Esrange sits approximately 200 kilometers north of the Arctic Circle. This extreme northern geography makes it an elite location for launching into highly sought-after sun-synchronous and polar orbits. Rocket trajectories departing from LC-3C will head north and northeast over Norway and the Barents Sea, executing a minor dogleg maneuver to safely navigate around the city of Tromsø.
Military Backing and Infrastructure Completion
On-site construction at LC-3C has rapidly matured over the last year. SSC Space confirmed that the mission control center, payload processing suites, vehicle integration bays, tracking nodes, and safety storage yards are fully complete. Final fabrication is currently concentrated strictly on the launch mount and ground support fluid equipment.
The initial manifest anchor is the Swedish military. SSC Space secured a SEK 209 million capability-building contract with the Swedish Defense Materiel Administration (FMV). The agreement establishes a direct, independent pipeline for the Swedish Armed Forces to rapidly deploy its own tactical defense satellites from domestic soil using Firefly’s Alpha launcher.
“Adding an orbital launch capability to mainland Europe will strengthen the continent’s capabilities and competitiveness in the commercial space arena, while contributing to greater resilience and strategic autonomy within the defense domain,”
– Charlotta Sund, CEO and Group President of SSC Space.
Geopolitical Friction: The Looming EU Space Act
While U.S. and Swedish diplomatic officials lauded the partnership, the press briefing highlighted potential regulatory crosswinds brewing within the European Union. Viraj LeBailley, U.S. Embassy Deputy Chief of Mission, openly flagged concerns regarding a forthcoming EU Space Act currently floating through Brussels, warning that protectionist provisions could inadvertently choke out non-EU launch providers operating on European territory.

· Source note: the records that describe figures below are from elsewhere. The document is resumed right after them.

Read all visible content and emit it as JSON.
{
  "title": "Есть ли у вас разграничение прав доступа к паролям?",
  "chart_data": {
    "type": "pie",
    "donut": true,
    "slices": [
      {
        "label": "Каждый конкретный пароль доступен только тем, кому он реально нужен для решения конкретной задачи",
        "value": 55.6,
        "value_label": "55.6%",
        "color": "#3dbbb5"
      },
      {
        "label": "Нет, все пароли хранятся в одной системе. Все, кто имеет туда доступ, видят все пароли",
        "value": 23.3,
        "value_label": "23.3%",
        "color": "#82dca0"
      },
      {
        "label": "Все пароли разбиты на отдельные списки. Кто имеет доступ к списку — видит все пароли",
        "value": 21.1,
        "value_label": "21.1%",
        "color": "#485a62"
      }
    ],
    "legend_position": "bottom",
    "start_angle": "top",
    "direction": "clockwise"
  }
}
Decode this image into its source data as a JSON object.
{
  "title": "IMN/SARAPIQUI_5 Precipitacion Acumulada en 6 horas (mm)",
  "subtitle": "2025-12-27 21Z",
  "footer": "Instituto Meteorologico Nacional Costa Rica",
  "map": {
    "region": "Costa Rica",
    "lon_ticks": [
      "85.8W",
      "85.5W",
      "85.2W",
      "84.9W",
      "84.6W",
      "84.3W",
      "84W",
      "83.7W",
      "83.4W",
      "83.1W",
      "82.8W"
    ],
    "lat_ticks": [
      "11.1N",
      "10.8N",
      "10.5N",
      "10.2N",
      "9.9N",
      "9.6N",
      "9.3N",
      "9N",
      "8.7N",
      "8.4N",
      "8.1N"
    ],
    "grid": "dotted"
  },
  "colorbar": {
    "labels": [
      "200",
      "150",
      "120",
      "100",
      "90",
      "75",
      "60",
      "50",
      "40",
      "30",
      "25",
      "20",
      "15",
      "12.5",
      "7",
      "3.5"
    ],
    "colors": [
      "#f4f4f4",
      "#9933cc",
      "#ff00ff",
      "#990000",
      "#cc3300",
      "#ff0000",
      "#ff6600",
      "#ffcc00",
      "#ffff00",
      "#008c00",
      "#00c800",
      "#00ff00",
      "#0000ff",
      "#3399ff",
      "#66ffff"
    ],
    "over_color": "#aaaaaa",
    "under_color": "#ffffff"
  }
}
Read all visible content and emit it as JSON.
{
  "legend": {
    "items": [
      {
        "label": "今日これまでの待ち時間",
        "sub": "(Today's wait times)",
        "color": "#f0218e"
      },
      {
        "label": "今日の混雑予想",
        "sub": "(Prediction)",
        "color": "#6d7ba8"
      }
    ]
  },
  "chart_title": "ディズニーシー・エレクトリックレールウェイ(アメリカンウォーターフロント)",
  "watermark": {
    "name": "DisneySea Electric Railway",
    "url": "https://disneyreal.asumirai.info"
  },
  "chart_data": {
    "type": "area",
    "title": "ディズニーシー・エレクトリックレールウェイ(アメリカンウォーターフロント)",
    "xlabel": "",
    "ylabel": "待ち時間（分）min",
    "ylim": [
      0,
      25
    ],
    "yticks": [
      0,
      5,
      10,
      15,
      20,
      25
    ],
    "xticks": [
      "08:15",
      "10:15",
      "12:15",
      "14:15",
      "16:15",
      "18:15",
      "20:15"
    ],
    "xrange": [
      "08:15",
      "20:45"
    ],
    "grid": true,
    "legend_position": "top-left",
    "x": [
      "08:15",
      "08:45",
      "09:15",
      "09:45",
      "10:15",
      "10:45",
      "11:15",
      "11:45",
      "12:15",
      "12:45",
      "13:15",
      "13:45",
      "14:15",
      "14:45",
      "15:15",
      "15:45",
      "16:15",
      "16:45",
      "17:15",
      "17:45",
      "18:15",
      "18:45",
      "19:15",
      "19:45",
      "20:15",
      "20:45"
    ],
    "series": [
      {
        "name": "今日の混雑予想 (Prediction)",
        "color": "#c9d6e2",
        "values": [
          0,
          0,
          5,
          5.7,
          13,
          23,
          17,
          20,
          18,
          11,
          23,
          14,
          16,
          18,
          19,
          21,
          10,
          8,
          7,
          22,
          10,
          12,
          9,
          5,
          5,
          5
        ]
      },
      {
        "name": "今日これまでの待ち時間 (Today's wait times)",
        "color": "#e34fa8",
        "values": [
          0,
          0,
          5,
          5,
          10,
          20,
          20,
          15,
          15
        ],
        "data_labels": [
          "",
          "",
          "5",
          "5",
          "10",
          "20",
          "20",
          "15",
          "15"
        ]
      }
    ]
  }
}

“Partners like the United States and Sweden must not let regulations have unintended negative consequences for the tremendous potential of the space sector,”
– Viraj LeBailley, U.S. Embassy Deputy Chief of Mission
While the EU Space Act remains in its early legislative draft cycles, both SSC and Firefly confirmed they are pressing forward aggressively to preserve their 2028 operational target.